Startup actions have to then be explicitly specified using:

glue --startup=action_name


and multiple actions can be given as a comma-separated string.

## Complete list of registries¶

A few registries have been demonstrated above, and a complete list of main registries are listed below. All can be imported from glue.config - each registry is an instance of a class, given in the second column, and which provides more information about what the registry is and how it can be used.

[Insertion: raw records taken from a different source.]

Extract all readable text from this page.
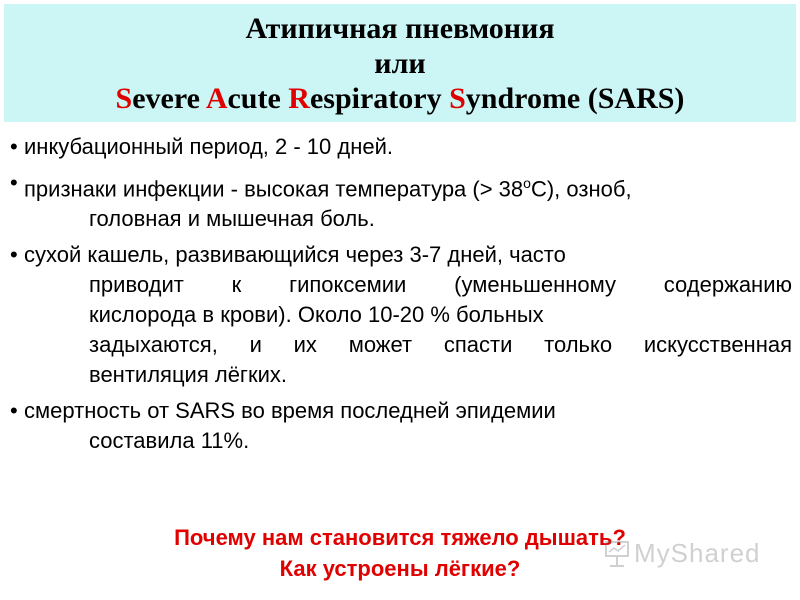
Атипичная пневмония
или
Severe Acute Respiratory Syndrome (SARS)
• инкубационный период, 2 - 10 дней.
• признаки инфекции - высокая температура (> $38^oС$), озноб,
головная и мышечная боль.
• сухой кашель, развивающийся через 3-7 дней, часто
приводит к гипоксемии (уменьшенному содержанию
кислорода в крови). Около 10-20 % больных
задыхаются, и их может спасти только искусственная
вентиляция лёгких.
• смертность от SARS во время последней эпидемии
составила 11%.
Почему нам становится тяжело дышать?
Как устроены лёгкие?
MyShared
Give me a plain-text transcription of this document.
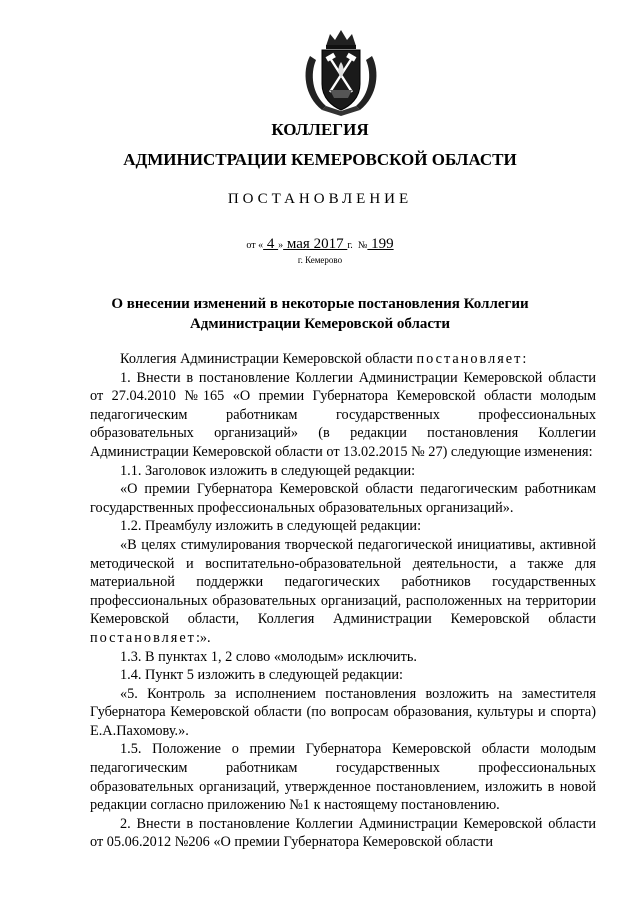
КОЛЛЕГИЯ
АДМИНИСТРАЦИИ КЕМЕРОВСКОЙ ОБЛАСТИ
ПОСТАНОВЛЕНИЕ
от « 4 » мая 2017 г. № 199
г. Кемерово
О внесении изменений в некоторые постановления Коллегии
Администрации Кемеровской области

Коллегия Администрации Кемеровской области постановляет:

1. Внести в постановление Коллегии Администрации Кемеровской области от 27.04.2010 №165 «О премии Губернатора Кемеровской области молодым педагогическим работникам государственных профессиональных образовательных организаций» (в редакции постановления Коллегии Администрации Кемеровской области от 13.02.2015 № 27) следующие изменения:

1.1. Заголовок изложить в следующей редакции:

«О премии Губернатора Кемеровской области педагогическим работникам государственных профессиональных образовательных организаций».

1.2. Преамбулу изложить в следующей редакции:

«В целях стимулирования творческой педагогической инициативы, активной методической и воспитательно-образовательной деятельности, а также для материальной поддержки педагогических работников государственных профессиональных образовательных организаций, расположенных на территории Кемеровской области, Коллегия Администрации Кемеровской области постановляет:».

1.3. В пунктах 1, 2 слово «молодым» исключить.

1.4. Пункт 5 изложить в следующей редакции:

«5. Контроль за исполнением постановления возложить на заместителя Губернатора Кемеровской области (по вопросам образования, культуры и спорта) Е.А.Пахомову.».

1.5. Положение о премии Губернатора Кемеровской области молодым педагогическим работникам государственных профессиональных образовательных организаций, утвержденное постановлением, изложить в новой редакции согласно приложению №1 к настоящему постановлению.

2. Внести в постановление Коллегии Администрации Кемеровской области от 05.06.2012 №206 «О премии Губернатора Кемеровской области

Registry name Registry class
qt_client glue.config.QtClientRegistry
qt_fixed_layout_tab glue.config.QtFixedLayoutTabRegistry
viewer_tool glue.config.ViewerToolRegistry
data_factory glue.config.DataFactoryRegistry
data_exporter glue.config.DataExporterRegistry
subset_mask_importer glue.config.SubsetMaskImporterRegistry
subset_mask_exporter glue.config.SubsetMaskExporterRegistry
link_function glue.config.LinkFunctionRegistry
link_helper glue.config.LinkHelperRegistry
colormaps glue.config.ColormapRegistry
exporters glue.config.ExporterRegistry
settings glue.config.SettingRegistry
preference_panes glue.config.PreferencePanesRegistry
fit_plugin glue.config.ProfileFitterRegistry
layer_action glue.config.LayerActionRegistry
startup_action glue.config.StartupActionRegistry

In some cases, you may want to defer the loading of your component/functionality until it is actually needed. To do this:

• Place the code for your plugin in a file or package that could be imported from the config.py (but don’t import it directly - it just has to be importable)
• Include a function called setup alongside the plugin, and this function should contain code to actually add your custom tools to the appropriate registries.
• In config.py, you can then add the plugin file or package to a registry by using the lazy_add method and pass a string giving the name of the package or sub-package containing the plugin.

Imagine that you have created a data viewer MyQtViewer. You could directly register it using:

from glue.config import qt_client


but if you want to defer the loading of the MyQtViewer class, you can place the definition of MyQtViewer in a file called e.g. my_qt_viewer.py that is located in the same directory as your config.py file. This file should look something like:

class MyQtViewer(...):
...

def setup():
from glue.config import qt_client

then in config.py, you can do:
from glue.config import qt_client

With this in place, the setup in your plugin will only get called if the Qt data viewers are needed, but you will avoid unecessarily importing Qt if you only want to access glue.core.